Bref, dix ans après la sortie de « The War for Talent », la gestion des talents a évolué et a répondu à quelques questions fondamentales, surtout sur le plan de la pratique. Par contre, plusieurs autres demeurent en suspend et les chercheurs et les praticiens devront s’y attarder. Il n’est plus à démontrer que le succès et l’avenir des organisations seront déterminés par les talents disponibles au sein de celles-ci. Par ailleurs, les bénéfices de l’intégration stratégique de la fonction RH avec les autres fonctions de l’organisation et de l’intégration des activités de gestion des ressources humaines entre elles sont très importants. Or, le besoin de confirmer scientifiquement les modèles et assertions de cette approche de gestion et les impacts de ses pratiques (comme l’établissement d’une structure RH parallèle pour les employés « A » ou bien l’augmentation vertigineuse des problèmes de santé psychologique au travail) sur les employés eux-mêmes devient de plus en plus pressant. Il en est de même pour l’évaluation du potentiel des employés, spécialité qui demeure peu étayée au plan scientifique, notamment en ce qui concerne sa mesure. D’autre part, les professionnels qui ont proposé l’approche de gestion des talents et ses améliorations subséquentes mettent généralement l’emphase sur l’aspect managérial de l’approche et néglige d’y intégrer de nombreuses connaissances pratiques et scientifiques sur ses activités.
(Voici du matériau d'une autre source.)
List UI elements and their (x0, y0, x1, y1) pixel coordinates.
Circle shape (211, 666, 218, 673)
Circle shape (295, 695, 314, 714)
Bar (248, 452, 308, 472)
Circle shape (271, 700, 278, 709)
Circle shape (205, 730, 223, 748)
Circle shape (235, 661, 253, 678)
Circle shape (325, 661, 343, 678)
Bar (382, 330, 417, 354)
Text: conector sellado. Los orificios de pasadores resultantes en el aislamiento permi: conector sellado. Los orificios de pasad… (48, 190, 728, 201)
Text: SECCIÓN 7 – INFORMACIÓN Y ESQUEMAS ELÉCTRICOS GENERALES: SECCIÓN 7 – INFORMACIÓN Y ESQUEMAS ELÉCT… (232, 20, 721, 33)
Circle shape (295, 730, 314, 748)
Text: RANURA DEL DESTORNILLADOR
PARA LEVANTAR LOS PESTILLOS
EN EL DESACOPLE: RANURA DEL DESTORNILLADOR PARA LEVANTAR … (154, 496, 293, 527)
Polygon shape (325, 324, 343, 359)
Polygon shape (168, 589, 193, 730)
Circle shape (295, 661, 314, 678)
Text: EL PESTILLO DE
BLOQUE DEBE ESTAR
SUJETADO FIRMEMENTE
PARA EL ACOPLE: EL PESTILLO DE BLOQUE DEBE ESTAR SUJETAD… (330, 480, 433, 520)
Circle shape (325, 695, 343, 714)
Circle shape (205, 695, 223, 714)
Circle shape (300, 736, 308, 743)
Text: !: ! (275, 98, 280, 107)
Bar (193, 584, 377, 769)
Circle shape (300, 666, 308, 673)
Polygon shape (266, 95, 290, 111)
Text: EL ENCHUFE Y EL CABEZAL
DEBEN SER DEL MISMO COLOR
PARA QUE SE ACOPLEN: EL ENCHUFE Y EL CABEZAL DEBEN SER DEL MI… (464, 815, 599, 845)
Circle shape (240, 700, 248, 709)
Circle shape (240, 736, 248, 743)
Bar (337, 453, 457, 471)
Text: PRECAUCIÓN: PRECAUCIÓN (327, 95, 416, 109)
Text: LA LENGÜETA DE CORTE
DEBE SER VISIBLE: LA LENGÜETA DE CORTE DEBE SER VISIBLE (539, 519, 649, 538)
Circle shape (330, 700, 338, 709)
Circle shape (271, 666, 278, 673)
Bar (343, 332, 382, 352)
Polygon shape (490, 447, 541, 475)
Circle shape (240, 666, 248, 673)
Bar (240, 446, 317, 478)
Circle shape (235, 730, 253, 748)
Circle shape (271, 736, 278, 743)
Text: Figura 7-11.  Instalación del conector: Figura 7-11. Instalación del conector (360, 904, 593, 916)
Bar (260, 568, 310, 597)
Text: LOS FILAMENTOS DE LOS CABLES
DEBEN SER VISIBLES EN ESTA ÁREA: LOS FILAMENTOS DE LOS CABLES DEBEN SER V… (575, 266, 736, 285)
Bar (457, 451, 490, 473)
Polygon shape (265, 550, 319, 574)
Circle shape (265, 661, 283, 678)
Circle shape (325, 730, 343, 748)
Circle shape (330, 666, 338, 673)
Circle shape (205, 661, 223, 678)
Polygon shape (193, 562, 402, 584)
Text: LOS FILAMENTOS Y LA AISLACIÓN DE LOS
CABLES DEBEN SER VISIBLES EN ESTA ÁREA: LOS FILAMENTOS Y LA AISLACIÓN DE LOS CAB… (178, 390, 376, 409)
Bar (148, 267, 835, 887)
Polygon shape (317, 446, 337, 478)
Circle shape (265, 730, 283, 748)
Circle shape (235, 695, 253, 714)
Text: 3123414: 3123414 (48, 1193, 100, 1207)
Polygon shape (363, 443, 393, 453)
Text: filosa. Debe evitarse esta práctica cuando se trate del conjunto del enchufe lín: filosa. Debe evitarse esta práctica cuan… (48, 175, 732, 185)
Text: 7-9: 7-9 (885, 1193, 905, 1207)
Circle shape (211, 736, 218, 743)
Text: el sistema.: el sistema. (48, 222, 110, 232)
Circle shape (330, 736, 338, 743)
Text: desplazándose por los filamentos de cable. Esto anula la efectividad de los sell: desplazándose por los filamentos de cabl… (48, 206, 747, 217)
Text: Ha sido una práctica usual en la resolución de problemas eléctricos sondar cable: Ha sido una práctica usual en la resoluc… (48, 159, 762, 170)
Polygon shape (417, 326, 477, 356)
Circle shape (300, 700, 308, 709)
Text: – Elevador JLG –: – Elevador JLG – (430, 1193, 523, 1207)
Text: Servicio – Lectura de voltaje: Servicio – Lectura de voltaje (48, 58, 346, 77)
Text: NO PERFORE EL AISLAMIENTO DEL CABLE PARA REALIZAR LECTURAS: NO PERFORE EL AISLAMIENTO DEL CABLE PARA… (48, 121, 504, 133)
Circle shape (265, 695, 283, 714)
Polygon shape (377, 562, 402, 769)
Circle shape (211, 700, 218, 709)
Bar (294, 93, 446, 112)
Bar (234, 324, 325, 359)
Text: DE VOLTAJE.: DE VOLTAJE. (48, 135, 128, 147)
Par exemple, les meilleures pratiques d’évaluation du rendement au travail, les meilleures pratiques d’évaluation des compétences, etc. Évidemment, il ne sera pas tâche aisée de construire un modèle de gestion qui intègre explicitement les meilleures pratiques de tous les domaines qui le composent. D’ici là, il est fortement suggéré aux gestionnaires de prendre connaissance non seulement des avantages de la gestion des talents, mais aussi de ses limites et de chercher à dépasser ces dernières à l’aide d’informations provenant d’autres approches ou modèles. Négliger de le faire pourrait s’avérer très couteux pour une organisation. En bref, le potentiel de l’approche de gestion des talents, même s’il semble très prometteur, reste encore à être déterminé avec exactitude…

Références

Michaels, E., Handfield-Jones, H., Axelrod, B. (2001). The War for Talent. Boston : Harvard Business School Press.

Robinson, C., Fetters, R., Riester, D., & Bracco, A. (2009). The paradox of potential : A suggestion for guiding talent management discussions in organizations. Industrial and Organizational Psychology, 2, 413-415.

Silzer & Church. (2009). The pearls and perils of identifying potential. Industrial and Organizational Psychology, 2, 377-412.